Authorities had to get a warrant to take the action after the Hershbergers refused to let inspectors in without one, Vernon Hershberger said. He said the state sent him a questionnaire in late January asking him about his business practices after he stopped selling his products to a dairy processer. Having a processer is a requirement for being licensed.

Hershberger said he refused to answer most of the question on the form.

DATCP spokesman Lee Sensenbrenner said that the department was required to see if the Hershbergers were operating an illegal dairy farm and that the action had nothing to do with the broader controversy over the sale of raw milk or other dairy products.

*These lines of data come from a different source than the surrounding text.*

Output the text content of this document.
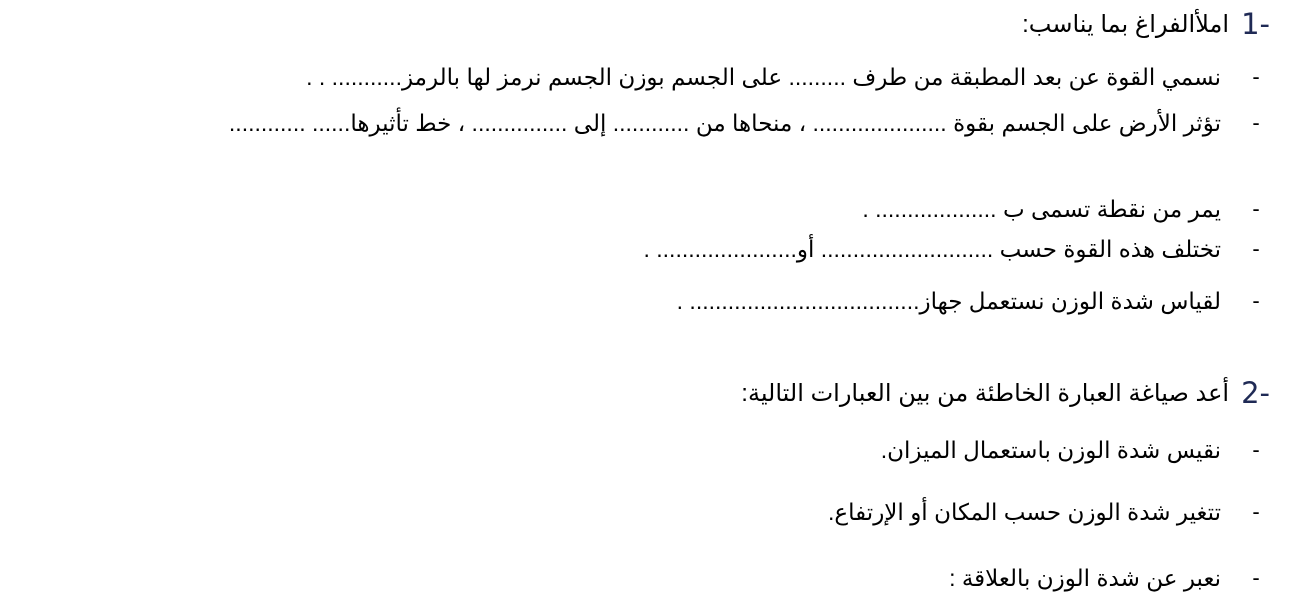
1-
املأالفراغ بما يناسب:
-
نسمي القوة عن بعد المطبقة من طرف ......... على الجسم بوزن الجسم نرمز لها بالرمز........... . .
-
تؤثر الأرض على الجسم بقوة ..................... ، منحاها من ............ إلى ............... ، خط تأثيرها...... ............
-
يمر من نقطة تسمى ب ................... .
-
تختلف هذه القوة حسب ........................... أو...................... .
-
لقياس شدة الوزن نستعمل جهاز.................................... .
2-
أعد صياغة العبارة الخاطئة من بين العبارات التالية:
-
نقيس شدة الوزن باستعمال الميزان.
-
تتغير شدة الوزن حسب المكان أو الإرتفاع.
-
نعبر عن شدة الوزن بالعلاقة :
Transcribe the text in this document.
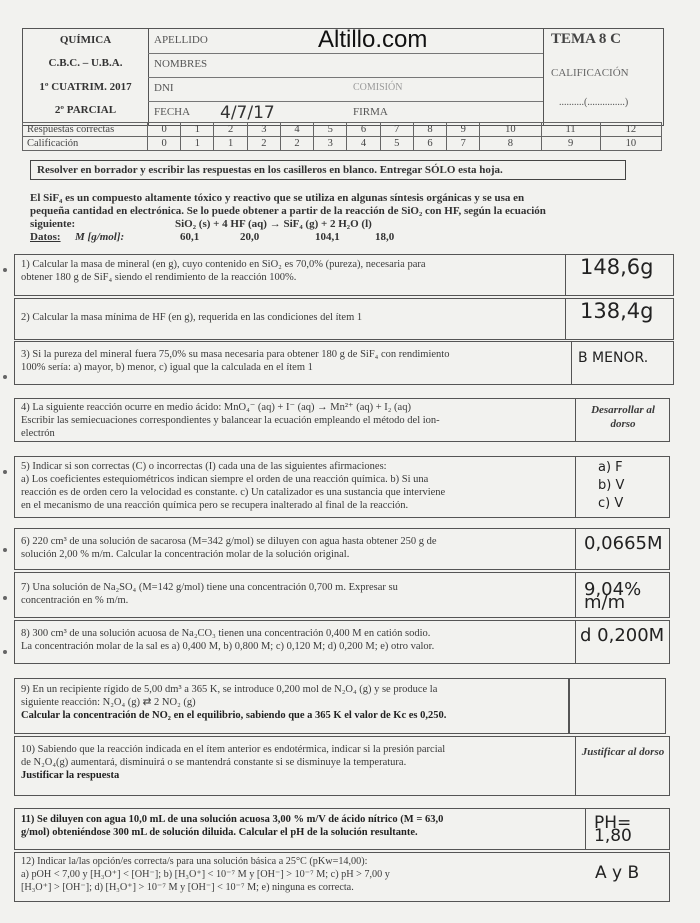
Altillo.com
QUÍMICA
C.B.C. – U.B.A.
1º CUATRIM. 2017
2º PARCIAL
APELLIDO
NOMBRES
DNI	COMISIÓN
FECHA 4/7/17	FIRMA
TEMA 8 C
CALIFICACIÓN
..........(...............)
Respuestas correctas	0	1	2	3	4	5	6	7	8	9	10	11	12
Calificación	0	1	1	2	2	3	4	5	6	7	8	9	10
Resolver en borrador y escribir las respuestas en los casilleros en blanco. Entregar SÓLO esta hoja.
El SiF₄ es un compuesto altamente tóxico y reactivo que se utiliza en algunas síntesis orgánicas y se usa en
pequeña cantidad en electrónica. Se lo puede obtener a partir de la reacción de SiO₂ con HF, según la ecuación
siguiente:	SiO₂ (s) + 4 HF (aq) → SiF₄ (g) + 2 H₂O (l)
Datos: M [g/mol]:	60,1	20,0	104,1	18,0
1) Calcular la masa de mineral (en g), cuyo contenido en SiO₂ es 70,0% (pureza), necesaria para
obtener 180 g de SiF₄ siendo el rendimiento de la reacción 100%.	148,6g
2) Calcular la masa mínima de HF (en g), requerida en las condiciones del ítem 1	138,4g
3) Si la pureza del mineral fuera 75,0% su masa necesaria para obtener 180 g de SiF₄ con rendimiento
100% sería: a) mayor, b) menor, c) igual que la calculada en el ítem 1
B MENOR.
4) La siguiente reacción ocurre en medio ácido: MnO₄⁻ (aq) + I⁻ (aq) → Mn²⁺ (aq) + I₂ (aq)
Escribir las semiecuaciones correspondientes y balancear la ecuación empleando el método del ion-
electrón
Desarrollar al dorso
5) Indicar si son correctas (C) o incorrectas (I) cada una de las siguientes afirmaciones:
a) Los coeficientes estequiométricos indican siempre el orden de una reacción química. b) Si una
reacción es de orden cero la velocidad es constante. c) Un catalizador es una sustancia que interviene
en el mecanismo de una reacción química pero se recupera inalterado al final de la reacción.
a) F
b) V
c) V
6) 220 cm³ de una solución de sacarosa (M=342 g/mol) se diluyen con agua hasta obtener 250 g de
solución 2,00 % m/m. Calcular la concentración molar de la solución original.
0,0665M
7) Una solución de Na₂SO₄ (M=142 g/mol) tiene una concentración 0,700 m. Expresar su
concentración en % m/m.
9,04% m/m
8) 300 cm³ de una solución acuosa de Na₂CO₃ tienen una concentración 0,400 M en catión sodio.
La concentración molar de la sal es a) 0,400 M, b) 0,800 M; c) 0,120 M; d) 0,200 M; e) otro valor.
d 0,200M
9) En un recipiente rígido de 5,00 dm³ a 365 K, se introduce 0,200 mol de N₂O₄ (g) y se produce la
siguiente reacción: N₂O₄ (g) ⇄ 2 NO₂ (g)
Calcular la concentración de NO₂ en el equilibrio, sabiendo que a 365 K el valor de Kc es 0,250.
10) Sabiendo que la reacción indicada en el ítem anterior es endotérmica, indicar si la presión parcial
de N₂O₄(g) aumentará, disminuirá o se mantendrá constante si se disminuye la temperatura.
Justificar la respuesta
Justificar al dorso
11) Se diluyen con agua 10,0 mL de una solución acuosa 3,00 % m/V de ácido nítrico (M = 63,0
g/mol) obteniéndose 300 mL de solución diluida. Calcular el pH de la solución resultante.	PH= 1,80
12) Indicar la/las opción/es correcta/s para una solución básica a 25°C (pKw=14,00):
a) pOH < 7,00 y [H₃O⁺] < [OH⁻]; b) [H₃O⁺] < 10⁻⁷ M y [OH⁻] > 10⁻⁷ M; c) pH > 7,00 y
[H₃O⁺] > [OH⁻]; d) [H₃O⁺] > 10⁻⁷ M y [OH⁻] < 10⁻⁷ M; e) ninguna es correcta.
A y B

Advocates for raw dairy say that the products are safe and that pasteurization kills nutrients. Public health officials and those in the pasteurized dairy industry say the products can be unsafe and lobbied Gov. Jim Doyle not to sign a bill last month that would have allowed for a raw milk pilot project. Farmers can still sell “incidental” amounts of raw dairy directly to consumers.

“There’s been no change in the raw milk laws,” Sensenbrenner said. “We’re operating under the same laws as before.”

But Vernon Hershberger, who was defying the state action Thursday and still selling to his customers, said targeting his farm is part of a broader effort by government to infringe on the “right to choose the foods we want to eat” and on private contracts between producers like himself and consumers.

Joe Plasterer, a raw milk advocate and a member of a DATCP task force on raw milk, said it’s disingenuous for DATCP to say it is willing to work out a pathway to legal raw milk sales and still conduct crackdowns like the one at the Hershbergers.

“As soon as they veto (the bill), they start going after another farm,” he said.

Sensenbrenner said it would be up to the Sauk County district attorney to pursue charges against Hershberger for defying the state shutdown. The district attorney’s office declined to comment on the case Thursday.